Vente des vins des Hospices
Les Hospices sont propriétaires d'un domaine viticole bourguignon grâce à des dons et héritages de riches Seigneurs du Moyen-Age et cinq siècles de gestion de patrimoine. Le domaine comprend soixante hectares de vignes (cinquante plantés en Pinot Noir et dix en Chardonnay) dont 85% sont situés dans des aires délimitées en 1er Cru et Grand Cru.
La vente se pratique aux enchères depuis 1859 grâce au travail de Joseph Pétasse, économe des Hospices à cette époque. Auparavant la vente se faisait à l'amiable.
Depuis 1959 la vente se déroule sous la Halle de Beaune.
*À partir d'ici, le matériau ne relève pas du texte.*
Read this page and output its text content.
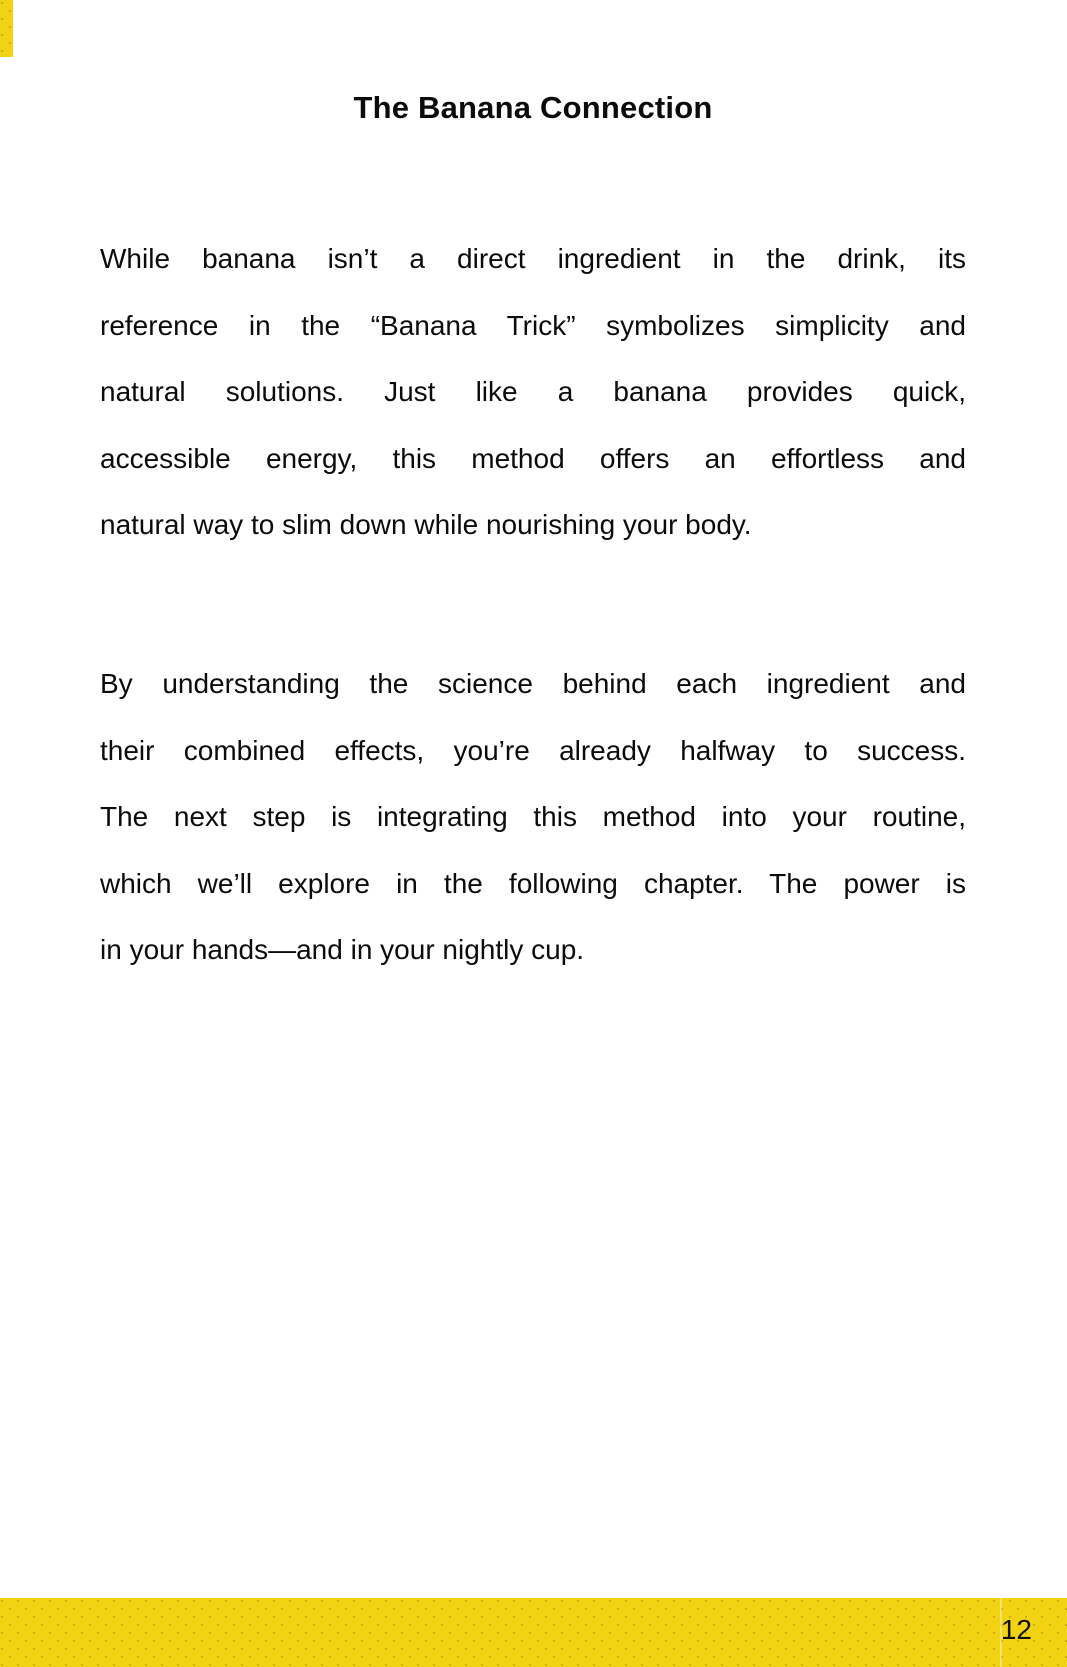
The Banana Connection
While banana isn’t a direct ingredient in the drink, its
reference in the “Banana Trick” symbolizes simplicity and
natural solutions. Just like a banana provides quick,
accessible energy, this method offers an effortless and
natural way to slim down while nourishing your body.
By understanding the science behind each ingredient and
their combined effects, you’re already halfway to success.
The next step is integrating this method into your routine,
which we’ll explore in the following chapter. The power is
in your hands—and in your nightly cup.
12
Avant 1925 elle avait lieu dans dans la grande salle du Conseil de l'Hôtel-Dieu et de 1925 à 1958 elle avait lieu dans la cuverie même.
Depuis 2005 elle est orchestrée par Christie's.
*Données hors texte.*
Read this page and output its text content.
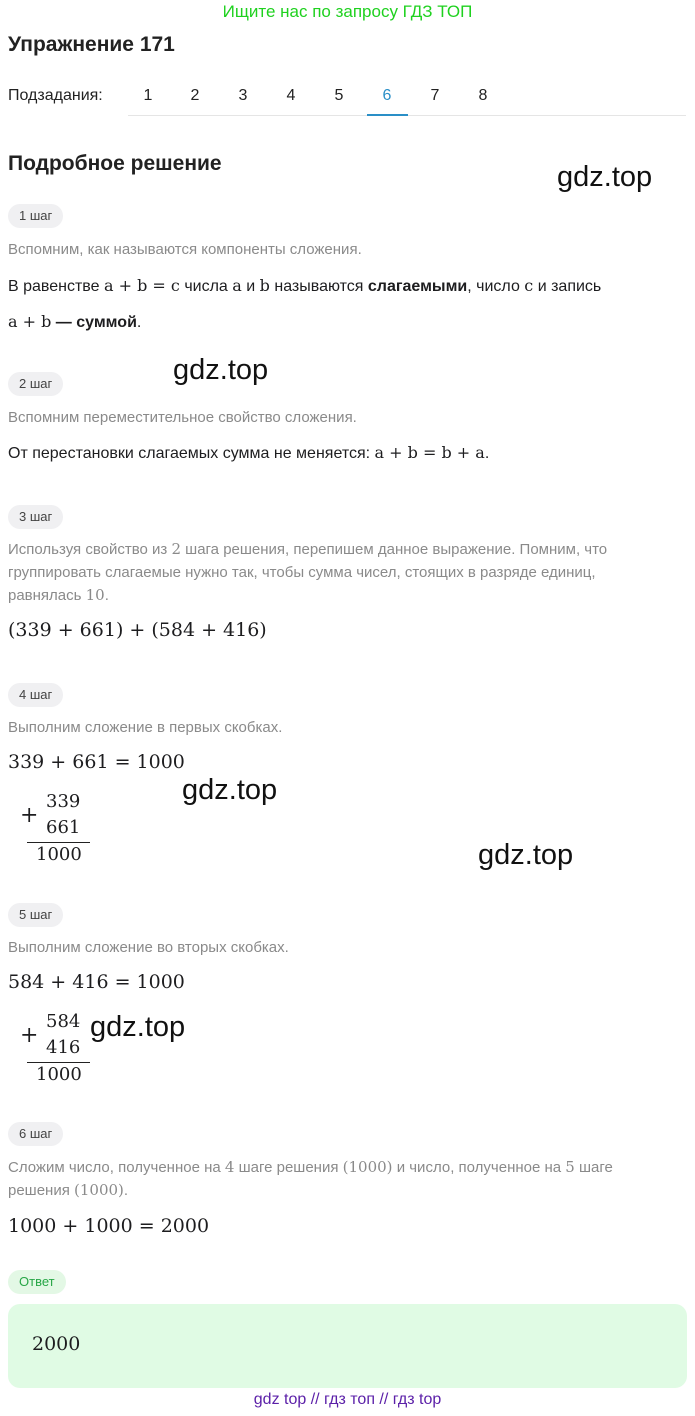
Ищите нас по запросу ГДЗ ТОП
Упражнение 171
Подзадания:	1	2	3	4	5	6	7	8
Подробное решение	gdz.top
gdz.top
gdz.top
gdz.top
gdz.top
1 шаг
Вспомним, как называются компоненты сложения.
В равенстве a + b = c числа a и b называются слагаемыми, число c и запись
a + b — суммой.
2 шаг
Вспомним переместительное свойство сложения.
От перестановки слагаемых сумма не меняется: a + b = b + a.
3 шаг
Используя свойство из 2 шага решения, перепишем данное выражение. Помним, что
группировать слагаемые нужно так, чтобы сумма чисел, стоящих в разряде единиц,
равнялась 10.
(339 + 661) + (584 + 416)
4 шаг
Выполним сложение в первых скобках.
339 + 661 = 1000
+
339
661
1000
5 шаг
Выполним сложение во вторых скобках.
584 + 416 = 1000
+
584
416
1000
6 шаг
Сложим число, полученное на 4 шаге решения (1000) и число, полученное на 5 шаге
решения (1000).
1000 + 1000 = 2000
Ответ
2000
gdz top // гдз топ // гдз top
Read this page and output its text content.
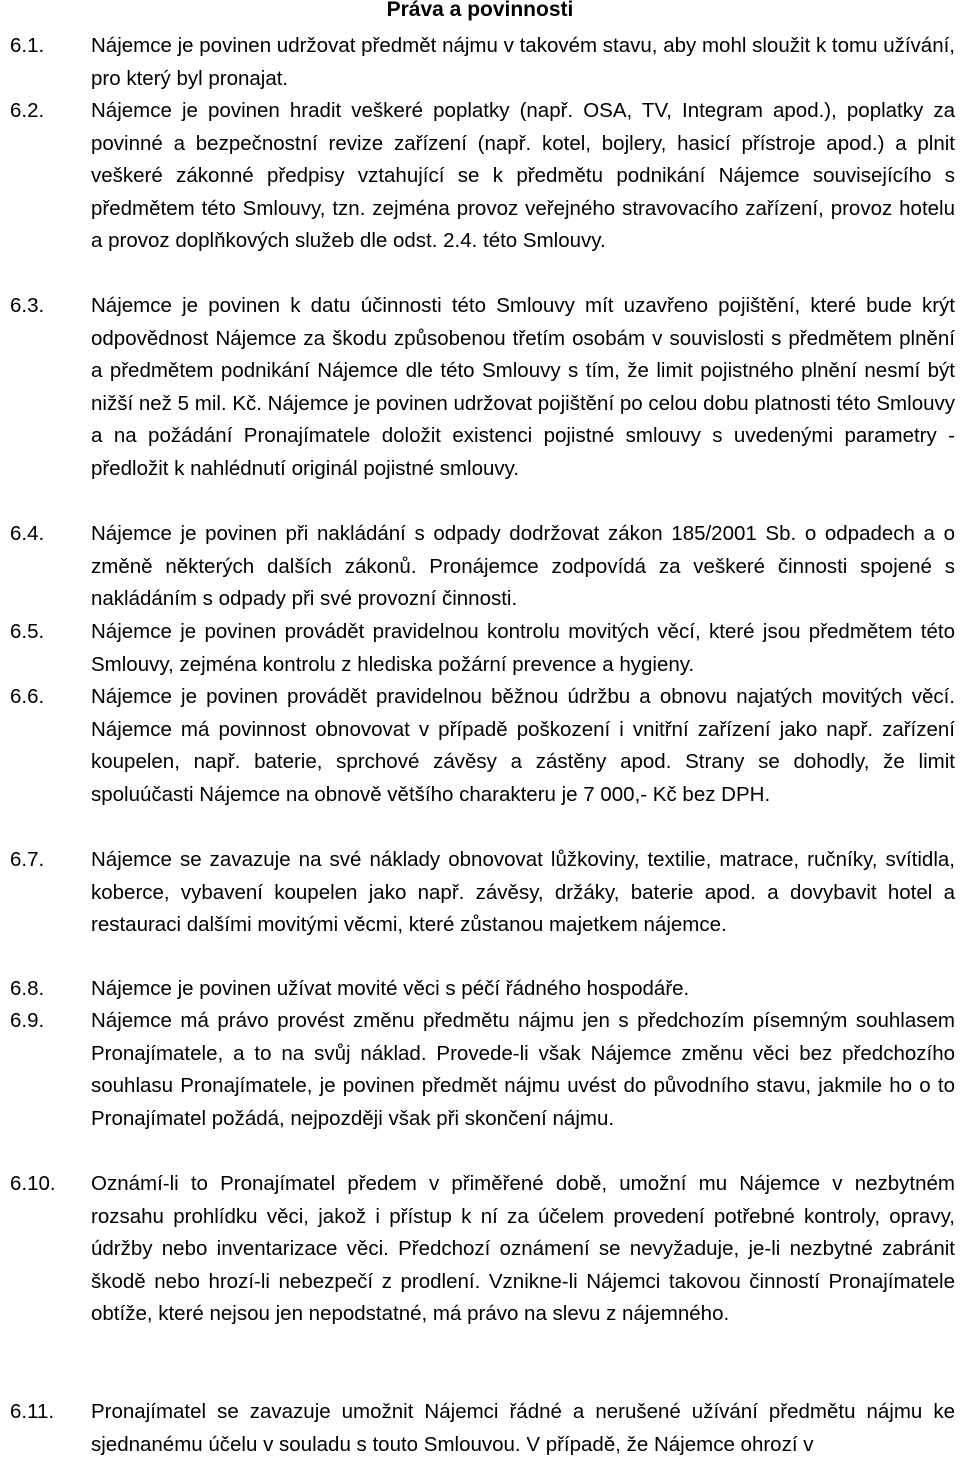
Práva a povinnosti
6.1. Nájemce je povinen udržovat předmět nájmu v takovém stavu, aby mohl sloužit k tomu užívání, pro který byl pronajat.
6.2. Nájemce je povinen hradit veškeré poplatky (např. OSA, TV, Integram apod.), poplatky za povinné a bezpečnostní revize zařízení (např. kotel, bojlery, hasicí přístroje apod.) a plnit veškeré zákonné předpisy vztahující se k předmětu podnikání Nájemce souvisejícího s předmětem této Smlouvy, tzn. zejména provoz veřejného stravovacího zařízení, provoz hotelu a provoz doplňkových služeb dle odst. 2.4. této Smlouvy.
6.3. Nájemce je povinen k datu účinnosti této Smlouvy mít uzavřeno pojištění, které bude krýt odpovědnost Nájemce za škodu způsobenou třetím osobám v souvislosti s předmětem plnění a předmětem podnikání Nájemce dle této Smlouvy s tím, že limit pojistného plnění nesmí být nižší než 5 mil. Kč. Nájemce je povinen udržovat pojištění po celou dobu platnosti této Smlouvy a na požádání Pronajímatele doložit existenci pojistné smlouvy s uvedenými parametry - předložit k nahlédnutí originál pojistné smlouvy.
6.4. Nájemce je povinen při nakládání s odpady dodržovat zákon 185/2001 Sb. o odpadech a o změně některých dalších zákonů. Pronájemce zodpovídá za veškeré činnosti spojené s nakládáním s odpady při své provozní činnosti.
6.5. Nájemce je povinen provádět pravidelnou kontrolu movitých věcí, které jsou předmětem této Smlouvy, zejména kontrolu z hlediska požární prevence a hygieny.
6.6. Nájemce je povinen provádět pravidelnou běžnou údržbu a obnovu najatých movitých věcí. Nájemce má povinnost obnovovat v případě poškození i vnitřní zařízení jako např. zařízení koupelen, např. baterie, sprchové závěsy a zástěny apod. Strany se dohodly, že limit spoluúčasti Nájemce na obnově většího charakteru je 7 000,- Kč bez DPH.
6.7. Nájemce se zavazuje na své náklady obnovovat lůžkoviny, textilie, matrace, ručníky, svítidla, koberce, vybavení koupelen jako např. závěsy, držáky, baterie apod. a dovybavit hotel a restauraci dalšími movitými věcmi, které zůstanou majetkem nájemce.
6.8. Nájemce je povinen užívat movité věci s péčí řádného hospodáře.
6.9. Nájemce má právo provést změnu předmětu nájmu jen s předchozím písemným souhlasem Pronajímatele, a to na svůj náklad. Provede-li však Nájemce změnu věci bez předchozího souhlasu Pronajímatele, je povinen předmět nájmu uvést do původního stavu, jakmile ho o to Pronajímatel požádá, nejpozději však při skončení nájmu.
6.10. Oznámí-li to Pronajímatel předem v přiměřené době, umožní mu Nájemce v nezbytném rozsahu prohlídku věci, jakož i přístup k ní za účelem provedení potřebné kontroly, opravy, údržby nebo inventarizace věci. Předchozí oznámení se nevyžaduje, je-li nezbytné zabránit škodě nebo hrozí-li nebezpečí z prodlení. Vznikne-li Nájemci takovou činností Pronajímatele obtíže, které nejsou jen nepodstatné, má právo na slevu z nájemného.
6.11. Pronajímatel se zavazuje umožnit Nájemci řádné a nerušené užívání předmětu nájmu ke sjednanému účelu v souladu s touto Smlouvou. V případě, že Nájemce ohrozí v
Les vins sont vendus en pièces bourguignonnes de 228 litres (rappelons que la barrique bordelaise fait 225 litres).
La vente se fait en deux parties :
-
La vente d'une pièce appelée « la pièce de charité ou la pièce des présidents ». Cette vente dont l'argent récolté est destinée à une œuvre caritative veut rappeler l'esprit de charité des fondateurs. Pour diriger la vente, les Hospices font appel chaque année à un ou plusieurs parrains.
-
La vente de toutes les autres pièces de la récolte du domaine.
Voyons les résultats de ces ventes des deux dernières années.
En 2016
Le chiffre total des ventes a été en net recul par rapport à 2015 (-25,6%) et s'est élevé à 8,4 millions d'euros pour 594 pièces vendues ce qui fait un prix moyen de 13.833 euros la pièce ou 48,03 euros la bouteille.
La pièce de charité a atteint l'enchère de 200.000 Euros qui seront reversés à l'ARC et à la fondation Cœur et Recherche. Il s'agissait d'une pièce de Corton Bressandes Grand Cru. Les parrains ont été Claude Lelouch, Valérie Bonneton, Virginie Ledoyen et Katia Buniatishvili. La pièce a été partagée entre deux acquéreurs, Claude Bernard, directeur de l'hôtel du Cep à Beaune, et Madame Yan Hong Cao, riche femme d'affaires chinoise qui possède une mine de jade et une chaîne de magasins. Elle avait déjà acheté la pièce de charité en 2013.
En 2015
L'année de tous les records. 575 pièces ont été vendues pour un montant total de 11,3 millions d'euros, soit 18.880 euros en moyenne la pièce ou 65,55 euros la bouteille.
La pièce de charité, un Corton Renardes Grand Cru, a été vendue 480.000 euros et les parrains ont été Claire Chazal et Christophe Lambert. Cette somme a été reversée à la fondation d'aide aux victimes du terrorisme et à l'Institut Curie contre le cancer et la recherche sur les AVC. La pièce a été acquise par une française qui a préféré garder l'anonymat.
En dehors de la vente des pièces de charité, les fonds récoltés sont destinés à la conservation et l'entretien de l'Hôtel-Dieu ainsi qu'à l'amélioration des équipements de soins des Hospices Civils de Beaune.